Dalam JIAEA Volume IV itu juga, halaman 252-347, James Richardson Logan menulis artikel The Ethnology of the Indian Archipelago. Pada awal tulisannya, Logan pun menyatakan perlunya nama khas bagi kepulauan tanah air kita, sebab istilah "Indian Archipelago"
terlalu panjang dan membingungkan. Logan memungut nama Indunesia yang
dibuang Earl, dan huruf u digantinya dengan huruf o agar ucapannya lebih
baik. Maka lahirlah istilah Indonesia.
Untuk pertama kalinya kata Indonesia muncul di dunia dengan tercetak pada halaman 254 dalam tulisan Logan:
"Mr.
Earl suggests the ethnographical term Indunesian, but rejects it in
favour of Malayunesian. I prefer the purely geographical term Indonesia,
which is merely a shorter synonym for the Indian Islands or the Indian
Archipelago".
Ketika
mengusulkan nama "Indonesia" agaknya Logan tidak menyadari bahwa di
kemudian hari nama itu akan menjadi nama resmi. Sejak saat itu Logan
secara konsisten menggunakan nama "Indonesia" dalam tulisan-tulisan
ilmiahnya, dan lambat laun pemakaian istilah ini menyebar di kalangan
para ilmuwan bidang etnologi dan geografi.
Pada tahun 1884 guru besar etnologi di Universitas Berlin yang bernama Adolf Bastian (1826 – 1905 ) menerbitkan buku Indonesien oder die Inseln des Malayischen Archipel
sebanyak lima volume, yang memuat hasil penelitiannya ketika mengembara
ke tanah air pada tahun 1864 sampai 1880. Buku Bastian inilah yang
memopulerkan istilah "Indonesia" di kalangan sarjana Belanda, sehingga
sempat timbul anggapan bahwa istilah "Indonesia" itu ciptaan Bastian.
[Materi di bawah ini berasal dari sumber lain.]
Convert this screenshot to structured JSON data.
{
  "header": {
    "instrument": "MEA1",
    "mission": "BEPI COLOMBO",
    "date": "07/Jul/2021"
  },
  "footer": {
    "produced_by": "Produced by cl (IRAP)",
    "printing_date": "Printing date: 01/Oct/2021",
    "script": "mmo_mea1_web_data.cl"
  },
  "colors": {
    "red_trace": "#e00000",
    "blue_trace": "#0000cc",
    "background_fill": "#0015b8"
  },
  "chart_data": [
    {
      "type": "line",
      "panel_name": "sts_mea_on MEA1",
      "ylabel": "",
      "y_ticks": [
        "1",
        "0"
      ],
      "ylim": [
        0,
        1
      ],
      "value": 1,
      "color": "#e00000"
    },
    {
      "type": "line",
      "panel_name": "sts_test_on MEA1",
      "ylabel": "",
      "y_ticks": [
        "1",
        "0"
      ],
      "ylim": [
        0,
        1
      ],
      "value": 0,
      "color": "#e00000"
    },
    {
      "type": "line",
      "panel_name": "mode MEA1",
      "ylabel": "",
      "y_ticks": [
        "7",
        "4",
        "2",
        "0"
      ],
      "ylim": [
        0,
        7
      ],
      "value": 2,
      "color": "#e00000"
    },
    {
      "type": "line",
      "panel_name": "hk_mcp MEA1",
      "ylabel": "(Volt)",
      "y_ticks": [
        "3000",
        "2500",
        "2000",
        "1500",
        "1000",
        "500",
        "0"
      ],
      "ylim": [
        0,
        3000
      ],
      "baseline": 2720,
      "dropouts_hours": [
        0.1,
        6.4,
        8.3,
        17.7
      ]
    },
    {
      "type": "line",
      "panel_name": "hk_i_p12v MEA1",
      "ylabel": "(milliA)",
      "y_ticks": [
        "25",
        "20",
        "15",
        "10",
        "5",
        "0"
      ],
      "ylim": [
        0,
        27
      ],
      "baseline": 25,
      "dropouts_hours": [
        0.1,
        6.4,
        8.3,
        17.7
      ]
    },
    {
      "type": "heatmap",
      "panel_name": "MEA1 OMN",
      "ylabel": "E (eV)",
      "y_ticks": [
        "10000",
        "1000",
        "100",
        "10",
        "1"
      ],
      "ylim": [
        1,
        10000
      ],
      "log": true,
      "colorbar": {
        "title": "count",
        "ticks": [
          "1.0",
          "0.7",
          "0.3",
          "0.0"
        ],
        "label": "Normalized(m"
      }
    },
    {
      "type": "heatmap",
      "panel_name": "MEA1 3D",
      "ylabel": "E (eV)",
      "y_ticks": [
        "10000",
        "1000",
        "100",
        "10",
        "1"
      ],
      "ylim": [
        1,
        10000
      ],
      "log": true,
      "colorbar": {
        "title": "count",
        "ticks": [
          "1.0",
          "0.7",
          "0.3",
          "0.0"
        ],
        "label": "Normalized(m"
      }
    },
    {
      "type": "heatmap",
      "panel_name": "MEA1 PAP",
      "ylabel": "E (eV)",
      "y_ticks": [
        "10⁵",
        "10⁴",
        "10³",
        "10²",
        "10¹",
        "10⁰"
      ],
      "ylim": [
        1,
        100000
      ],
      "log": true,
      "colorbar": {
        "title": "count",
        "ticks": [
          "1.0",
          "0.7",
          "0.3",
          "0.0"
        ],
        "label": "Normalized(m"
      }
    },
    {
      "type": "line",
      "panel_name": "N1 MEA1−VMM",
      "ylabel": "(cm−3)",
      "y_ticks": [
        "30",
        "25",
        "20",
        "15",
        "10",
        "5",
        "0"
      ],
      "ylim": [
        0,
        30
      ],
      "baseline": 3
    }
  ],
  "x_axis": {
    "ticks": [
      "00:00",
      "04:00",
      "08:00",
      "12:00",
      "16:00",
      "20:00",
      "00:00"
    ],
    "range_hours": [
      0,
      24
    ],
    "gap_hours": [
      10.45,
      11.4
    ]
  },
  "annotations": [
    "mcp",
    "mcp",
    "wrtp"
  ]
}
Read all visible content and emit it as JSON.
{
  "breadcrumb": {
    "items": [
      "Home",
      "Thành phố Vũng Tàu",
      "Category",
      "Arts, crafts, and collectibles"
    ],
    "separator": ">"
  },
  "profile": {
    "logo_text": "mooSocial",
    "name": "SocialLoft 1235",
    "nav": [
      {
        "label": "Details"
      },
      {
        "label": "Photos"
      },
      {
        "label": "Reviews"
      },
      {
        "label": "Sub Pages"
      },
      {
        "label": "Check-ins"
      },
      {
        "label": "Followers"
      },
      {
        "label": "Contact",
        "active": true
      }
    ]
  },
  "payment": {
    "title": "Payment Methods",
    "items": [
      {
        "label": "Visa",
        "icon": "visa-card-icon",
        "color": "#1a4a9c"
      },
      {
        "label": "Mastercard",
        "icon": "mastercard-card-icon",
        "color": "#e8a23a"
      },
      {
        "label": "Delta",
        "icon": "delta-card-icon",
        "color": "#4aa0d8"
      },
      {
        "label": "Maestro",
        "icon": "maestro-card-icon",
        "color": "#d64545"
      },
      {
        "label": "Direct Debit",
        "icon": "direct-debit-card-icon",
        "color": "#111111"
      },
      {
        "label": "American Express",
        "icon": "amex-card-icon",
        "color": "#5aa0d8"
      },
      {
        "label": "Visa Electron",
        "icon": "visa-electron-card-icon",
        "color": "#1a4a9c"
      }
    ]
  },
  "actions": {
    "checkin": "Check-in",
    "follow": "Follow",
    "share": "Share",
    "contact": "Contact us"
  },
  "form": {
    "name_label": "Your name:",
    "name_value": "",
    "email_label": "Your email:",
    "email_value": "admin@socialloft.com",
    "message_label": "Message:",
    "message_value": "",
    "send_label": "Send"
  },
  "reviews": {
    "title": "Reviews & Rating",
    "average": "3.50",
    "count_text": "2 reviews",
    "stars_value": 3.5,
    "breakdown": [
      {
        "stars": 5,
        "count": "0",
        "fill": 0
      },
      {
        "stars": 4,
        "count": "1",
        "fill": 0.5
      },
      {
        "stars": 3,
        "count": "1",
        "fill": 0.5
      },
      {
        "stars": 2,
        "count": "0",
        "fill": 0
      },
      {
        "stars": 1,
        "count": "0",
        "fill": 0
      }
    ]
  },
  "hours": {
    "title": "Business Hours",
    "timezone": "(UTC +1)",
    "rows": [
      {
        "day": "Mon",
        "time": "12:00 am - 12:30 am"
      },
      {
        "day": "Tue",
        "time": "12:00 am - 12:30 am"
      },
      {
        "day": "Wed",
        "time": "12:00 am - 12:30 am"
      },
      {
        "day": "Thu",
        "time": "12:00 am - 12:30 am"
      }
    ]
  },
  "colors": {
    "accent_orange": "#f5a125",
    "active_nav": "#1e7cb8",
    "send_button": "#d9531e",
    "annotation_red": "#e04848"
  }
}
Pendapat yang tidak benar itu, antara lain tercantum dalamEncyclopedie van Nederlandsch-Indie tahun 1918. Padahal Bastian mengambil istilah "Indonesia" itu dari tulisan-tulisan Logan.
Pribumi
yang mula-mula menggunakan istilah "Indonesia" adalah Suwardi
Suryaningrat ( Ki Hajar Dewantara ). Ketika dibuang ke negeri Belanda
tahun 1913 beliau mendirikan sebuah biro pers dengan nama Indonesische Pers-bureau.
Nama indonesisch
(Indonesia) juga diperkenalkan sebagai pengganti indisch (Hindia) oleh
Prof. Cornelis van Vollenhoven (1917). Sejalan dengan itu, inlander
(pribumi) diganti dengan indonesiƫr (orang Indonesia).
Identitas Politik
Pada
dasawarsa 1920-an, nama "Indonesia" yang merupakan istilah ilmiah dalam
etnologi dan geografi itu diambil alih oleh tokoh-tokoh pergerakan
kemerdekaan tanah air kita, sehingga nama "Indonesia" akhirnya memiliki
makna politis, yaitu identitaas suatu bangsa yang memperjuangkan
kemerdekaan. Akibatnya pemerintah Belanda mulai curiga dan waspada
terhadap pemakaian kata ciptaan Logan itu.
Pada
tahun 1922 atas inisiatif Mohammad Hatta, seorang mahasiswa Handels
Hoogeschool (Sekolah Tinggi Ekonomi) di Rotterdam, organisasi pelajar
dan mahasiswa Hindia di Negeri Belanda (yang terbentuk tahun 1908 dengan
nama Indische Vereeniging berubah nama menjadi Indonesische Vereeniging
atau Perhimpoenan Indonesia. Majalah mereka, Hindia Poetra, berganti nama menjadi Indonesia Merdeka.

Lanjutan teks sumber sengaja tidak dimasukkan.